Eine schwere Kette legt sich um mein Herz, als wolle sie es tief in den Boden ziehen. Eine Antwort bleibt aus, stattdessen geht Sam einfach weiter, ohne sich noch einmal zu mir umzudrehen, wie sie es sonst immer tut. Seufzend gehe auch ich nach Hause, begrüße Mama mit einem Kuss auf die Wange und gehe direkt in mein Zimmer. Mit einem Ächzen schmeiße ich mich auf mein Bett.

Ich kann absolut nicht verstehen, was mit Sam los ist. Sie hört gar nicht mehr zu, redet nicht mit uns, sondern steht einfach nur wie eine Statue neben uns und starrt ins Leere. Ihre Augen sehen erschreckend leblos aus. Dabei habe ich immer wieder ihre Lieblingsserien, die Models, die sie so heiß findet, und andere Lieblingsthemen von ihr angesprochen. Auch gemeinsame Insider, aber nie gab es eine Reaktion. Sie ist wie eine komplett andere Person. Was soll ich nur tun? Ich kann es nicht ertragen, meine beste Freundin so zu erleben, das macht mich selbst total fertig. Als hätte man einen engen Gürtel um meinen Brustkorb gebunden, der mir zunehmend die Luft abschnürt. Mein Herz schmerzt, als würde es jemand zusammendrücken.

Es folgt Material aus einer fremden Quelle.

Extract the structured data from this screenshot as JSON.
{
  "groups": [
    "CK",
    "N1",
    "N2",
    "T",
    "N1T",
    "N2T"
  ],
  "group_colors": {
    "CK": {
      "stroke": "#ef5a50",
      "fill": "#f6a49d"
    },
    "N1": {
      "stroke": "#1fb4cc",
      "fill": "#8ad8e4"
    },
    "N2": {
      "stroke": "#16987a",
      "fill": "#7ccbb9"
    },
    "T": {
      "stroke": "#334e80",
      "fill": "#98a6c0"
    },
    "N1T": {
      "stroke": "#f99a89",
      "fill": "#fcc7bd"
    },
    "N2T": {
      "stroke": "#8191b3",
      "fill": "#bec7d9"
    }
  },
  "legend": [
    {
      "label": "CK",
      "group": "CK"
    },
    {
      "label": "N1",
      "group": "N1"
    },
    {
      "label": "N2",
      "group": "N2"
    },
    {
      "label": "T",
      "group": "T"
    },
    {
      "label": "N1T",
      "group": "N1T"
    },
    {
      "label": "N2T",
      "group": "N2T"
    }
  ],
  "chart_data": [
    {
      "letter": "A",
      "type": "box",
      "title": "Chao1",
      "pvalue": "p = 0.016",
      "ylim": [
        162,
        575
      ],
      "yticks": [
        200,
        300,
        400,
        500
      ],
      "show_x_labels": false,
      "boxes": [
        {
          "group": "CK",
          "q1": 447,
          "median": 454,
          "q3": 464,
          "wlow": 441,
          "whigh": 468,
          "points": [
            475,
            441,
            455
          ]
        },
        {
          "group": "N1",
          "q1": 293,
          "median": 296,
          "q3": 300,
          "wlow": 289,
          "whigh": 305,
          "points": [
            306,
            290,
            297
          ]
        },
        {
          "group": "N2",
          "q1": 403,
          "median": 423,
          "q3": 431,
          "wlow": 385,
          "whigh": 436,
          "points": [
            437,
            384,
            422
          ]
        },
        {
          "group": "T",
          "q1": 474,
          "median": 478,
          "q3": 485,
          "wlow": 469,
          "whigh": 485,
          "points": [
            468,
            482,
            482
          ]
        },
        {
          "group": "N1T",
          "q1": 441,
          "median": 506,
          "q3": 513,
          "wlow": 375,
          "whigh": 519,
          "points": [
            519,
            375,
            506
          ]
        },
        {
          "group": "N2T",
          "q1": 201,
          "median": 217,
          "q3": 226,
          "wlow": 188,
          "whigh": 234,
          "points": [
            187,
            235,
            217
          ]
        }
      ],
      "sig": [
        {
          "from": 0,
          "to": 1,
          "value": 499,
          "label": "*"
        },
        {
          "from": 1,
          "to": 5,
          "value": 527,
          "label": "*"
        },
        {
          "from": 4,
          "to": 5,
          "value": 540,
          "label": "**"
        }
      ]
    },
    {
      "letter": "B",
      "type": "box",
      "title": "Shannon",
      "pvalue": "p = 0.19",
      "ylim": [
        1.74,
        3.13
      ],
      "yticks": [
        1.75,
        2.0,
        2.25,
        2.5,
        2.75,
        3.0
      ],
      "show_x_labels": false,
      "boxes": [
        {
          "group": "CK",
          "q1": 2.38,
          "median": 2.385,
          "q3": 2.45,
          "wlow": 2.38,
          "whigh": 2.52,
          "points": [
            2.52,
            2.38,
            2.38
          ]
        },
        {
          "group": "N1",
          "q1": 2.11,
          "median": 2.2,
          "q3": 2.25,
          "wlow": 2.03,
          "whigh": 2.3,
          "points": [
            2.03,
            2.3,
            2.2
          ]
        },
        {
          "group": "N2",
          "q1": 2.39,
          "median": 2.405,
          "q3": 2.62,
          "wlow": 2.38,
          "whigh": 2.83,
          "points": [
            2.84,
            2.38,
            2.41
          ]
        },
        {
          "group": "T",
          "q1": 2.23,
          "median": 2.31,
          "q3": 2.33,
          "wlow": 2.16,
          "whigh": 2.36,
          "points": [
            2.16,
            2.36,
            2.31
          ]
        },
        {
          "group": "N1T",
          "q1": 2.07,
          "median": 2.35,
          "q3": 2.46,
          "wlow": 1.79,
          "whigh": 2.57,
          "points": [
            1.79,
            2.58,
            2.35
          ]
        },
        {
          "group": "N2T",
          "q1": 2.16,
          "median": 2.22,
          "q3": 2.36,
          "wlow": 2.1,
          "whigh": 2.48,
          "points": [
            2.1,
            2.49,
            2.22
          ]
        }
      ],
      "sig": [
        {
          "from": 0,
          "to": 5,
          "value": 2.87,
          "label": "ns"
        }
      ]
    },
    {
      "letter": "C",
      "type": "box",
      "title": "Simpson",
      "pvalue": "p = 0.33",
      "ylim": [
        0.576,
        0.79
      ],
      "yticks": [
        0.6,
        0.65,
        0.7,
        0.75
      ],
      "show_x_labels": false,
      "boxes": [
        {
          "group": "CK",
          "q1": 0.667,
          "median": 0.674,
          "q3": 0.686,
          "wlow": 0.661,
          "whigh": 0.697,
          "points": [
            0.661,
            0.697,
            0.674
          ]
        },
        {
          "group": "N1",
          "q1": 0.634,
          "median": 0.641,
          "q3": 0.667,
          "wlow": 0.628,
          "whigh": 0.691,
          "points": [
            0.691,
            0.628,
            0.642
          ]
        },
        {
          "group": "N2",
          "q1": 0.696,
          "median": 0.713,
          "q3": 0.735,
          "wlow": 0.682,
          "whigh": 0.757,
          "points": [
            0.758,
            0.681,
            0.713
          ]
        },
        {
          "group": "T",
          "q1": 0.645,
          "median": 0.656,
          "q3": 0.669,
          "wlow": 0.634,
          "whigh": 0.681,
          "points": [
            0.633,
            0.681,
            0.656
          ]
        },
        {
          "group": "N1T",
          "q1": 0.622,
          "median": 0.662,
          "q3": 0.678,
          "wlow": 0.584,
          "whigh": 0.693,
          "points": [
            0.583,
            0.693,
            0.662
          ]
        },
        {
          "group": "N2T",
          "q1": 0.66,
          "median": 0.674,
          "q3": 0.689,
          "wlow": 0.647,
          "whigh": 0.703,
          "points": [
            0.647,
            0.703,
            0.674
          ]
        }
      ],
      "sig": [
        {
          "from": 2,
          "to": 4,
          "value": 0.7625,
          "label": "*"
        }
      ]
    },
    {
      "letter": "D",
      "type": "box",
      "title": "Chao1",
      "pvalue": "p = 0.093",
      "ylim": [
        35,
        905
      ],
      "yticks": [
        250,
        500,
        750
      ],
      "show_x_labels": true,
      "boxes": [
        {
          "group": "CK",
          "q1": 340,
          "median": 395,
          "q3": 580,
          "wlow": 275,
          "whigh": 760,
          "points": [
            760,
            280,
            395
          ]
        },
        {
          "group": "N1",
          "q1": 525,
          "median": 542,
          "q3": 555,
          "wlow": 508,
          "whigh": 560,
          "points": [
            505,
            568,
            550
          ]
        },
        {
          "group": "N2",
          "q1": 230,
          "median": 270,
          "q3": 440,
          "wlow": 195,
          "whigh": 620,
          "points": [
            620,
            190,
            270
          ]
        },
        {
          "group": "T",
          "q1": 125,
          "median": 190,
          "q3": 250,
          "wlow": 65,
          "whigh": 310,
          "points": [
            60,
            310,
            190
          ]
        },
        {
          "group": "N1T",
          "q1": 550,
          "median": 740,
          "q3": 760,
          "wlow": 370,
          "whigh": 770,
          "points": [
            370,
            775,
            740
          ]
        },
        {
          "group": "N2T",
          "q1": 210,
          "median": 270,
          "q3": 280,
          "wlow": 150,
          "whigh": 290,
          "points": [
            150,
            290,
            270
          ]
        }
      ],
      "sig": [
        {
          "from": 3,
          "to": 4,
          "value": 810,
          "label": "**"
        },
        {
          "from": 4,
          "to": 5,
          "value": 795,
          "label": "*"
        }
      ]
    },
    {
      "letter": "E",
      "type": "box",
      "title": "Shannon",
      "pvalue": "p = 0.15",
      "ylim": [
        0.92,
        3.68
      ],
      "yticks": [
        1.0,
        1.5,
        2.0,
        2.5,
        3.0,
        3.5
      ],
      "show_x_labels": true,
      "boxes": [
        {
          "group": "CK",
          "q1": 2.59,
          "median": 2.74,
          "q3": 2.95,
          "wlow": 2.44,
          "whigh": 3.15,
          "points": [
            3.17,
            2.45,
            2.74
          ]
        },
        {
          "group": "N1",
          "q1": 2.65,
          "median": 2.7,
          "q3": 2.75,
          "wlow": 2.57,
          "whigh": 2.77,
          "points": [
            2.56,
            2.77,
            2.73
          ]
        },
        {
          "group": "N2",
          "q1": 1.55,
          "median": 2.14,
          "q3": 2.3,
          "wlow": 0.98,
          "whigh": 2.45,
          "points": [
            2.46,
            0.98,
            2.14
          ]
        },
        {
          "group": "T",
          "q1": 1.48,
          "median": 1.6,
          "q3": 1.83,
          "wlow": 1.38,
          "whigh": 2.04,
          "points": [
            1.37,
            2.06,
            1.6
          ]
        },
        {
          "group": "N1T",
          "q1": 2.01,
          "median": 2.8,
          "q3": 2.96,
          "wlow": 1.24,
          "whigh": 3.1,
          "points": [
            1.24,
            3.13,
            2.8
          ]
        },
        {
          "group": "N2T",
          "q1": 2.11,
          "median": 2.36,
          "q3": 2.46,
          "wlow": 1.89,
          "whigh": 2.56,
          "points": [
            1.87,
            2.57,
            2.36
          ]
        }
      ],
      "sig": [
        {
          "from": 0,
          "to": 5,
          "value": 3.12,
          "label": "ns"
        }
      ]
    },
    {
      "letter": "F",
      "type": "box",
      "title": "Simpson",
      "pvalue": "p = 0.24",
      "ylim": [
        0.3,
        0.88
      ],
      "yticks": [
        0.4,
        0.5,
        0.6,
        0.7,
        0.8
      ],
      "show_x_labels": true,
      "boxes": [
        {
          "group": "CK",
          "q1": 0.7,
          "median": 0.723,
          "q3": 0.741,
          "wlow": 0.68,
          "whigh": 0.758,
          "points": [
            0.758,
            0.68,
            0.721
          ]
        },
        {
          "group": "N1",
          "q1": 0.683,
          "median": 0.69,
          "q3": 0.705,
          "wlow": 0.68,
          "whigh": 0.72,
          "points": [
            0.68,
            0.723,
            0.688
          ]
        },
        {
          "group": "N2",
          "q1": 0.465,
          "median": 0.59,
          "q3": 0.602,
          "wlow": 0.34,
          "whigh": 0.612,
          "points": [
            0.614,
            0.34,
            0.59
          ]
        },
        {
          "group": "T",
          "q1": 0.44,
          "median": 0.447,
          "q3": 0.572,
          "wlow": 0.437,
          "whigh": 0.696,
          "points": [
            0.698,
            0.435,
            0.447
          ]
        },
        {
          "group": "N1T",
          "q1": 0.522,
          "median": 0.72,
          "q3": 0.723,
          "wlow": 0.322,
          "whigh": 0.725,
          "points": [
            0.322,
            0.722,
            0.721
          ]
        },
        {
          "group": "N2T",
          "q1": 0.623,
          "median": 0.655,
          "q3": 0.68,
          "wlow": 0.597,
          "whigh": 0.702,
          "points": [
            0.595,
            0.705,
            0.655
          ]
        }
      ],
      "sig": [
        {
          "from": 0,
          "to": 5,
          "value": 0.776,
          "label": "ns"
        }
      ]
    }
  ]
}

Mit einem schweren Seufzen schnappe ich mir meine Tasche. Wenn ich hier einfach liegen bleibe und mir den Kopf über Sam zerbreche... Das halte ich nicht aus.

Am Wochenende hat meine Computermaus nach vielen Jahren treuer Dienste den Geist aufgegeben, also brauche ich eine neue und das ist doch die perfekte Gelegenheit mich abzulenken. Ich stampfe die Treppe wie ein Elefant hinunter, binde meine Haare nebenbei zusammen und überspringe die letzten drei Stufen. Draußen stoße ich auf Papa, der gerade aus dem Auto steigt.

„Hallo Papa", begrüße ich ihn mit einem Lächeln und drücke ihm einen Kuss auf die Wange. Prompt breitet er ebenfalls mit einem breiten Lächeln die Arme aus.

„Na Sienchen? Wo geht's hin?", fragt er mich, nachdem er einen Blick auf meine Tasche geworfen hat.

„Am Wochenende ist meine Maus kaputt gegangen und jetzt wollte ich mir schnell eine neue kaufen gehen."

„Du solltest echt weniger zocken", erwidert er mit gehobener Augenbraue.

„Ach Papperlapapp", entgegne ich und verdrehe grinsend die Augen. Papa gibt mir einen Kuss auf die Wange und verabschiedet sich dann von mir.

„Schwimm nicht zu weit raus, sonst fressen dich noch die Haie."

„Ja ja."

„Du weißt was ‚Ja ja' bedeutet", schmunzelnd er, wird dann aber plötzlich ernst. „Sei zurück bevor es dunkel wird."

„Solange werde ich sowieso auf keinen Fall draußen sein. Bin in spätestens einer Stunde wieder da."

Um zu den Technikgeschäften zu kommen, muss ich an der Kreuzung vorbei, die Sam und mich immer auf dem Heimweg trennt. Kurz bleibe ich an jener stehen, fische mein Handy aus meiner Tasche und schaue zu Sams Wohnblock, schüttle jedoch seufzend den Kopf und gehe weiter. Lieber nicht.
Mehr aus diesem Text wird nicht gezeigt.